On top of worrying that my next diagnosis is just around the corner, survivor’s guilt is also something that I struggle with. Why did I survive and She didn’t? I’m sure our doctors had the same qualification. I’m sure I’m not a ‘better person’ than She was. It’s not like I ‘derserve’ to live more than She did. Why did I get to keep living, keep celebrating Christmas, get married, continue to travel while She died from the same disease? And not only do I have survivor’s guilt but when someone I know dies from breast cancer, my own mortality is thrown in my face and I’m painfully reminded that a recurrence is just one lump, one procedure or one doctor’s appointment away. This year has been full of recurrences for so many friends and I often wonder why it happened to them and not to me. If anything, their recurrences make me think it’s a matter of ‘when’ not ‘if’ for my own recurrence.

I have also learned that I can only worry about what I can control. Well, that’s not true, I can (and do) worry about everything, but I try to focus most of my energy on what I can control. I have spent a lot of the year looking at health and what that means to me. I think a lot of us feel pressure to change so much of what we eat; there are unwritten expectations to eat all organic, nothing out of microwave, and have no guilty pleasures, ever. We are worried (more than most) about exercise, how much and how often and many times we don’t know where to start (or are so bloody tired with residual treatment fatigue, Tamoxifen fatigue, or general cancer fatigue). I have found it helpful to give myself a seven day challenge to see if I can overcome an obstacle. As an ex-pop addict, I will tell you that on January 20th of last year, I tried to stop drinking pop for seven days, thinking that I could NEVER do it and almost a year later, I haven’t had a drop of it. It’s amazing how long seven days can last.

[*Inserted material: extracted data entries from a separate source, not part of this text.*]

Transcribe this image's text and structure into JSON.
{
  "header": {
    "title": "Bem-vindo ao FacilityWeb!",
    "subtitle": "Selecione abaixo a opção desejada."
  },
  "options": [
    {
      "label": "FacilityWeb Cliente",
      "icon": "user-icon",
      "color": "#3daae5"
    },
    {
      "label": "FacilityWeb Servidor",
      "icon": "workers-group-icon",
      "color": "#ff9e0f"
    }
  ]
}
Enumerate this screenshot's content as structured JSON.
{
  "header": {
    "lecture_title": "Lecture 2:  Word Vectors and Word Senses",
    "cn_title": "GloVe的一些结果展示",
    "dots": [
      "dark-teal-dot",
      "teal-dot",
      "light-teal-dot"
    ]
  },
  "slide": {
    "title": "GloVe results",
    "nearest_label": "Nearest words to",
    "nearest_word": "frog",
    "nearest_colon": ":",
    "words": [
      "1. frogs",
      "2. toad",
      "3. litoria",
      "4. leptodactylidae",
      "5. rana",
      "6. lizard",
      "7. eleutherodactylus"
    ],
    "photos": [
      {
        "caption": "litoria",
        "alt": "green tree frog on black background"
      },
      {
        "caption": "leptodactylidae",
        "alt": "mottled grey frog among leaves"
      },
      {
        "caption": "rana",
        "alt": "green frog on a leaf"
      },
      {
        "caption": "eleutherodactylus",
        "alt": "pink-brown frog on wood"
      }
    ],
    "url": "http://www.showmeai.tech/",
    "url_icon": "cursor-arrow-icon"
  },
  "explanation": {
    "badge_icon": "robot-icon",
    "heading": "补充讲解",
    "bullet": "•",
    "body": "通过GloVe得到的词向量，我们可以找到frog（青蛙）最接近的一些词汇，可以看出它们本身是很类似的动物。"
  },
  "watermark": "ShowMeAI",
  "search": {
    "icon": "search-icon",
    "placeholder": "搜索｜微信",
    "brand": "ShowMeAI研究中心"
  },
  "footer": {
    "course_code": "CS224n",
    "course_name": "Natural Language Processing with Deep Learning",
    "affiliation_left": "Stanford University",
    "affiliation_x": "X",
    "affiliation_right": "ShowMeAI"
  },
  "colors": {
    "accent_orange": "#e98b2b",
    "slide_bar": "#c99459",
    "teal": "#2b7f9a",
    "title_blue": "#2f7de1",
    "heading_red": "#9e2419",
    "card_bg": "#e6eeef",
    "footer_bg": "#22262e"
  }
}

In terms of managing recurrence, time does help. It doesn’t fix anything but it does allow your mind to catch up with your thoughts and instead of cancer being the first thing I think about when I wake up, it’s more like the fifth or sixth and I’m assuming that in another few years it will be more like the eleventh or twelfth. I’ve spoken with women who are ten years out of treatment and they say that cancer crosses their minds on a weekly basis – I aspire to be like that. But, even if time is the best healer, what do we do in the interim? How do I get through the next 12 hours knowing that my fate is sitting in a filing cabinet in a beige coloured folder? What happens if they did find something? Even though it was more prevalent during active treatment, I still find myself holding my breath between appointments, procedures, results – Repeat. How do you cope with the Post Traumatic Stress Disorder of cancer when really nothing seems ‘post’ about it?